Папироса погасла. Он прикурил снова.
Крышка люка открывалась с натугой, с противным ржавым скрипом. Казалось, он вот-вот поднимет на ноги весь дом. Клёст упёрся в крышку загривком, ладонями, нажал сильнее. За шиворот посыпался мелкий сор, и крышка поддалась, распахнулась.
На чердаке царил мрак: плотный, осязаемый, липкий. Нет, это не мрак, это паутина на лицо налипла. Глаза начали привыкать к темноте и выяснилось, что мрак не столь уж беспросветен. Охристые отсветы из люка. Блёклое свечение слуховых окон. Куда выходит балкон геенны?
Ага, значит, сюда.
На каждом шагу перед незваным гостем возникали, словно проявляющиеся фотокарточки, пыльные балки, подпорки и распорки. Верёвки с заскорузлым тряпьём. Ржавый крюк, торчавший из потолка, едва не выколол глаз, сорвал шапку с головы. Клёст долго шарил под ногами, пока нашёл пропажу. С полом дело обстояло ничуть не лучше. Доски стонали блудницами, прогибались под ногами. Если на первых шагах пол хотя бы притворялся полом, то дальше началось форменное безобразие. Удивительные конструкции — пародии на строительные леса — шершавые кубы из дерева, наклонные пандусы… В итоге Клёст не столько двигался вперёд, к мутному свету слухового окна, сколько карабкался, лавировал, пригибался, протискивался, перебирался через препятствия, пытался обогнуть их, с трудом удерживая равновесие и всякий раз выбирая место, куда поставить ногу без вреда для себя.

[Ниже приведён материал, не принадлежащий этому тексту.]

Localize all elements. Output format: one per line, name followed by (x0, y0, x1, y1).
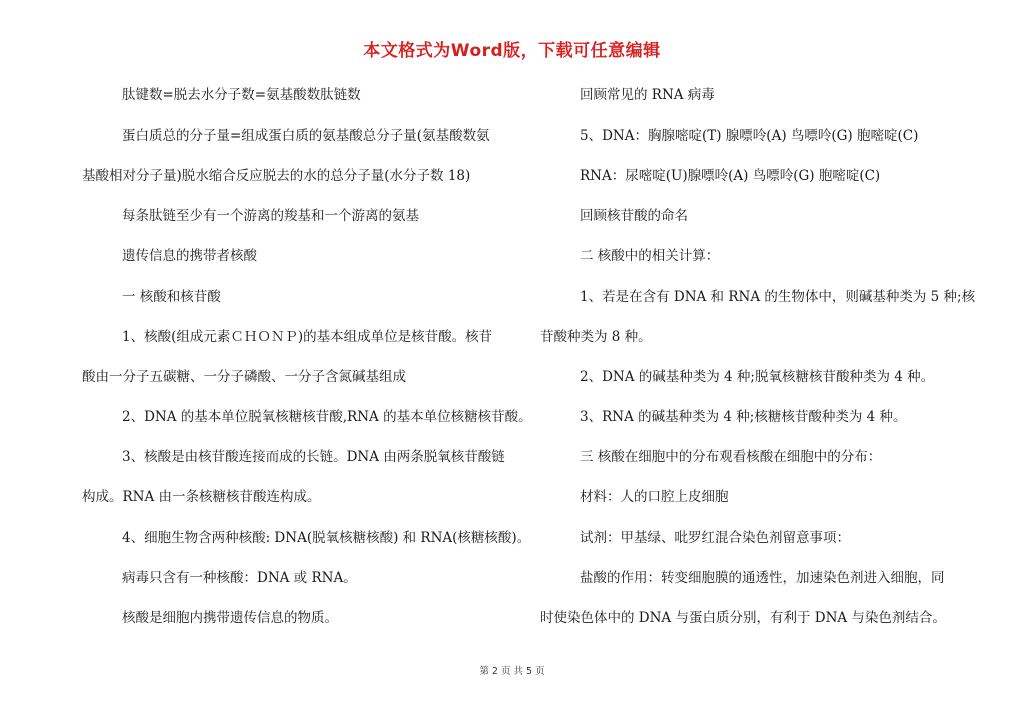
text-line: 5、DNA：胸腺嘧啶(T) 腺嘌呤(A) 鸟嘌呤(G) 胞嘧啶(C) (580, 128, 919, 144)
left-column (82, 0, 532, 723)
text-line: 试剂：甲基绿、吡罗红混合染色剂留意事项： (580, 530, 850, 546)
text-line: 时使染色体中的 DNA 与蛋白质分别，有利于 DNA 与染色剂结合。 (540, 610, 946, 626)
section-heading: 三 核酸在细胞中的分布观看核酸在细胞中的分布： (580, 449, 882, 465)
text-line: 3、核酸是由核苷酸连接而成的长链。DNA 由两条脱氧核苷酸链 (122, 449, 505, 465)
text-line: 3、RNA 的碱基种类为 4 种;核糖核苷酸种类为 4 种。 (580, 409, 907, 425)
text-line: 2、DNA 的碱基种类为 4 种;脱氧核糖核苷酸种类为 4 种。 (580, 369, 935, 385)
text-line: RNA：尿嘧啶(U)腺嘌呤(A) 鸟嘌呤(G) 胞嘧啶(C) (580, 168, 881, 184)
text-line: 1、核酸(组成元素ＣＨＯＮＰ)的基本组成单位是核苷酸。核苷 (122, 329, 493, 345)
text-line: 材料：人的口腔上皮细胞 (580, 489, 729, 505)
text-line: 1、若是在含有 DNA 和 RNA 的生物体中，则碱基种类为 5 种;核 (580, 289, 976, 305)
text-line: 每条肽链至少有一个游离的羧基和一个游离的氨基 (122, 208, 419, 224)
text-line: 2、DNA 的基本单位脱氧核糖核苷酸,RNA 的基本单位核糖核苷酸。 (122, 409, 532, 425)
text-line: 盐酸的作用：转变细胞膜的通透性，加速染色剂进入细胞，同 (580, 570, 945, 586)
text-line: 酸由一分子五碳糖、一分子磷酸、一分子含氮碱基组成 (82, 369, 406, 385)
text-line: 苷酸种类为 8 种。 (540, 329, 652, 345)
section-heading: 二 核酸中的相关计算： (580, 248, 720, 264)
section-heading: 遗传信息的携带者核酸 (122, 248, 257, 264)
right-column (540, 0, 976, 723)
text-line: 病毒只含有一种核酸：DNA 或 RNA。 (122, 570, 357, 586)
text-line: 蛋白质总的分子量=组成蛋白质的氨基酸总分子量(氨基酸数氨 (122, 128, 490, 144)
text-line: 肽键数=脱去水分子数=氨基酸数肽链数 (122, 87, 361, 103)
word-format-banner: 本文格式为Word版，下载可任意编辑 (363, 41, 661, 61)
text-line: 基酸相对分子量)脱水缩合反应脱去的水的总分子量(水分子数 18) (82, 168, 471, 184)
text-line: 核酸是细胞内携带遗传信息的物质。 (122, 610, 338, 626)
text-line: 构成。RNA 由一条核糖核苷酸连构成。 (82, 489, 321, 505)
section-heading: 一 核酸和核苷酸 (122, 289, 221, 305)
text-line: 回顾常见的 RNA 病毒 (580, 87, 715, 103)
page-number: 第 2 页 共 5 页 (479, 666, 545, 677)
text-line: 回顾核苷酸的命名 (580, 208, 688, 224)
text-line: 4、细胞生物含两种核酸: DNA(脱氧核糖核酸) 和 RNA(核糖核酸)。 (122, 530, 531, 546)
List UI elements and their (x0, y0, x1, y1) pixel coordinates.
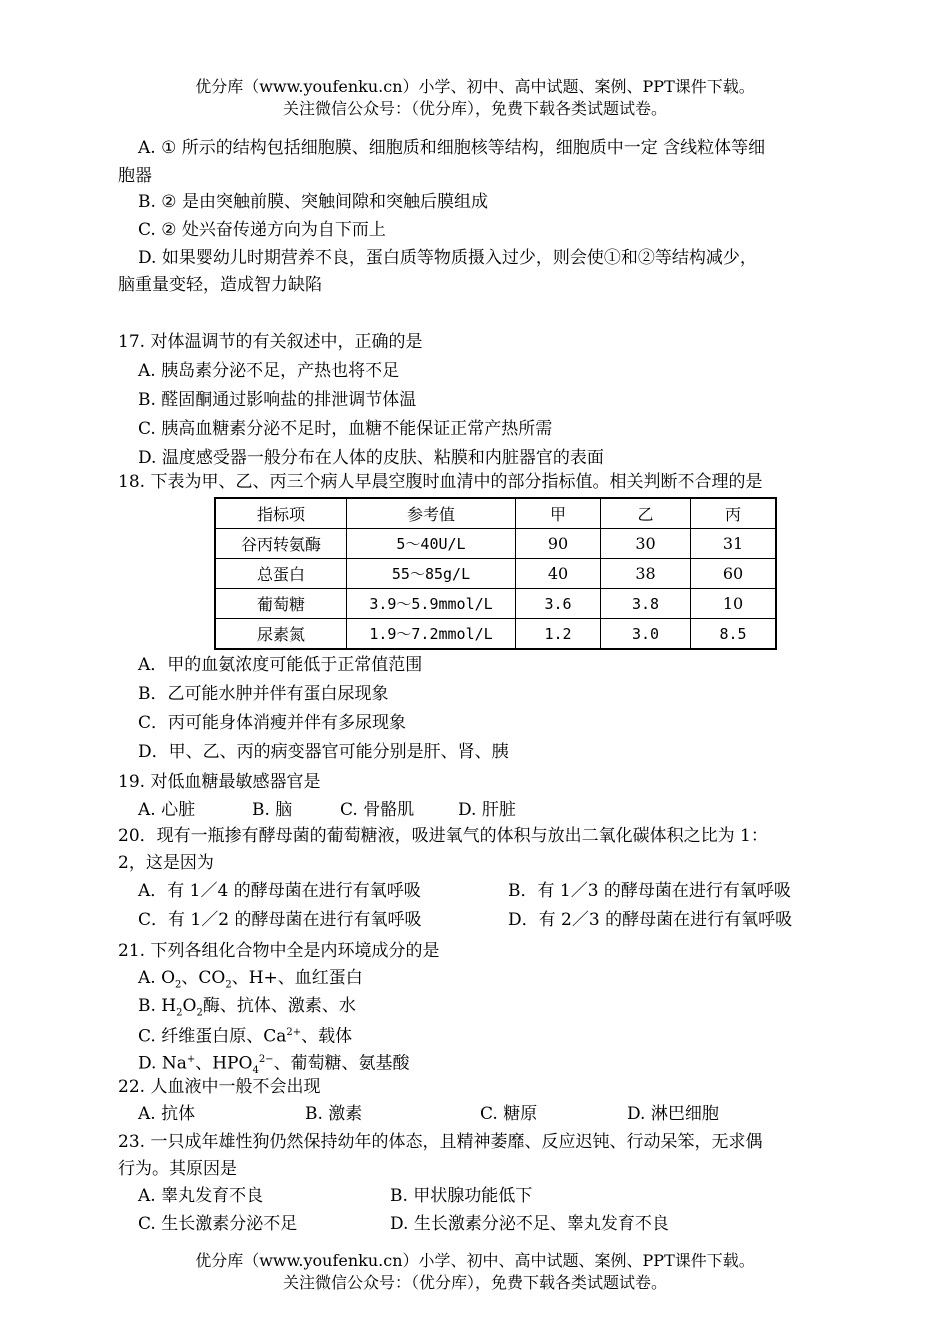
q16-option-b: B. ② 是由突触前膜、突触间隙和突触后膜组成 (138, 192, 488, 212)
q20-option-d: D．有 2／3 的酵母菌在进行有氧呼吸 (508, 910, 793, 930)
q18-option-a: A．甲的血氨浓度可能低于正常值范围 (138, 655, 423, 675)
table-header-cell: 指标项 (215, 498, 347, 529)
header-line-1: 优分库（www.youfenku.cn）小学、初中、高中试题、案例、PPT课件下载。 (195, 77, 755, 96)
q20-stem-line1: 20．现有一瓶掺有酵母菌的葡萄糖液，吸进氧气的体积与放出二氧化碳体积之比为 1： (118, 826, 768, 846)
table-cell: 55～85g/L (347, 559, 516, 589)
q16-option-d-line1: D. 如果婴幼儿时期营养不良，蛋白质等物质摄入过少，则会使①和②等结构减少， (138, 248, 757, 268)
header-line-2: 关注微信公众号：（优分库），免费下载各类试题试卷。 (282, 99, 667, 118)
q18-stem: 18. 下表为甲、乙、丙三个病人早晨空腹时血清中的部分指标值。相关判断不合理的是 (118, 472, 763, 492)
q17-stem: 17. 对体温调节的有关叙述中，正确的是 (118, 332, 423, 352)
q21-option-c: C. 纤维蛋白原、$Ca^{2+}$、载体 (138, 1026, 353, 1047)
q23-stem-line2: 行为。其原因是 (118, 1159, 237, 1179)
q18-option-b: B．乙可能水肿并伴有蛋白尿现象 (138, 684, 389, 704)
table-cell: 3.9～5.9mmol/L (347, 589, 516, 619)
table-cell: 10 (691, 589, 777, 619)
q21-option-b: B. $H_2O_2$酶、抗体、激素、水 (138, 996, 356, 1019)
table-cell: 30 (601, 529, 691, 559)
q17-option-d: D. 温度感受器一般分布在人体的皮肤、粘膜和内脏器官的表面 (138, 448, 604, 468)
q23-option-d: D. 生长激素分泌不足、睾丸发育不良 (390, 1214, 669, 1234)
q16-option-c: C. ② 处兴奋传递方向为自下而上 (138, 220, 386, 240)
q18-indicator-table (214, 497, 777, 650)
table-row (215, 619, 776, 650)
q22-option-a: A. 抗体 (138, 1104, 196, 1124)
table-cell: 3.8 (601, 589, 691, 619)
table-row (215, 529, 776, 559)
q23-stem-line1: 23. 一只成年雄性狗仍然保持幼年的体态，且精神萎靡、反应迟钝、行动呆笨，无求偶 (118, 1132, 763, 1152)
q19-option-a: A. 心脏 (138, 800, 196, 820)
q22-option-c: C. 糖原 (480, 1104, 538, 1124)
table-cell: 尿素氮 (215, 619, 347, 650)
table-row (215, 589, 776, 619)
q16-option-d-line2: 脑重量变轻，造成智力缺陷 (118, 275, 322, 295)
q20-option-b: B．有 1／3 的酵母菌在进行有氧呼吸 (508, 881, 791, 901)
table-header-cell: 参考值 (347, 498, 516, 529)
q19-option-c: C. 骨骼肌 (340, 800, 415, 820)
table-cell: 总蛋白 (215, 559, 347, 589)
q17-option-b: B. 醛固酮通过影响盐的排泄调节体温 (138, 390, 417, 410)
q23-option-b: B. 甲状腺功能低下 (390, 1186, 533, 1206)
q20-stem-line2: 2，这是因为 (118, 853, 214, 873)
q23-option-c: C. 生长激素分泌不足 (138, 1214, 298, 1234)
table-cell: 38 (601, 559, 691, 589)
q19-option-b: B. 脑 (252, 800, 293, 820)
q19-option-d: D. 肝脏 (458, 800, 516, 820)
q17-option-c: C. 胰高血糖素分泌不足时，血糖不能保证正常产热所需 (138, 419, 553, 439)
table-header-row (215, 498, 776, 529)
table-cell: 3.6 (516, 589, 601, 619)
q18-option-c: C．丙可能身体消瘦并伴有多尿现象 (138, 713, 407, 733)
table-cell: 40 (516, 559, 601, 589)
q22-stem: 22. 人血液中一般不会出现 (118, 1077, 321, 1097)
table-cell: 葡萄糖 (215, 589, 347, 619)
table-row (215, 559, 776, 589)
q21-stem: 21. 下列各组化合物中全是内环境成分的是 (118, 941, 440, 961)
q19-stem: 19. 对低血糖最敏感器官是 (118, 772, 321, 792)
q20-option-a: A．有 1／4 的酵母菌在进行有氧呼吸 (138, 881, 421, 901)
q22-option-b: B. 激素 (305, 1104, 363, 1124)
q21-option-d: D. Na+、$HPO_4^{2-}$、葡萄糖、氨基酸 (138, 1053, 410, 1077)
table-header-cell: 甲 (516, 498, 601, 529)
q20-option-c: C．有 1／2 的酵母菌在进行有氧呼吸 (138, 910, 422, 930)
table-header-cell: 乙 (601, 498, 691, 529)
table-cell: 1.9～7.2mmol/L (347, 619, 516, 650)
table-cell: 3.0 (601, 619, 691, 650)
table-cell: 谷丙转氨酶 (215, 529, 347, 559)
footer-line-2: 关注微信公众号：（优分库），免费下载各类试题试卷。 (282, 1273, 667, 1292)
table-cell: 5～40U/L (347, 529, 516, 559)
footer-line-1: 优分库（www.youfenku.cn）小学、初中、高中试题、案例、PPT课件下载。 (195, 1251, 755, 1270)
table-cell: 8.5 (691, 619, 777, 650)
q21-option-a: A. $O_2$、$CO_2$、H+、血红蛋白 (138, 968, 363, 991)
q16-option-a-line2: 胞器 (118, 166, 152, 186)
table-cell: 60 (691, 559, 777, 589)
q18-option-d: D．甲、乙、丙的病变器官可能分别是肝、肾、胰 (138, 742, 509, 762)
q17-option-a: A. 胰岛素分泌不足，产热也将不足 (138, 361, 400, 381)
table-cell: 1.2 (516, 619, 601, 650)
table-header-cell: 丙 (691, 498, 777, 529)
q22-option-d: D. 淋巴细胞 (627, 1104, 719, 1124)
table-cell: 31 (691, 529, 777, 559)
table-cell: 90 (516, 529, 601, 559)
q16-option-a-line1: A. ① 所示的结构包括细胞膜、细胞质和细胞核等结构，细胞质中一定 含线粒体等细 (138, 138, 766, 158)
q23-option-a: A. 睾丸发育不良 (138, 1186, 264, 1206)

И холодно, холодно, холодно!
Пространство чердака оказалось гораздо обширнее, чем представлялось поначалу. Не чердак — театральная сцена, сплошь загромождённая угловатыми декорациями. За Мишиными неуклюжими передвижениями следили зрители — полный зал публики, натуральный аншлаг. Бледные лица в тёмных рядах партера сливались в единую колышущуюся массу без имён, фамилий и особых примет.
Как же холодно!
На сцене Миша тоже был не один. Кругом роились призрачные тени. Меж кубами и балками с неприятным шорохом шастали тёмные во всех смыслах личности. Более всего они походили на злобных карлов из сказок. К Мише карлы не приближались, призраки — тоже. Зрители в зале сидели тише мыши, ни жестом, ни словом не вмешиваясь в происходящее. Очень скоро Клёст перестал обращать на них внимание. Шастают? смотрят? ему-то какое дело?! Такие, выходит, чердаки в губернском городе Х. На каждом своё представление. Забрался? Будь добр, участвуй. Главное — благополучно добраться до финала пьесы. Поставить в ней жирную свинцовую точку из «француза».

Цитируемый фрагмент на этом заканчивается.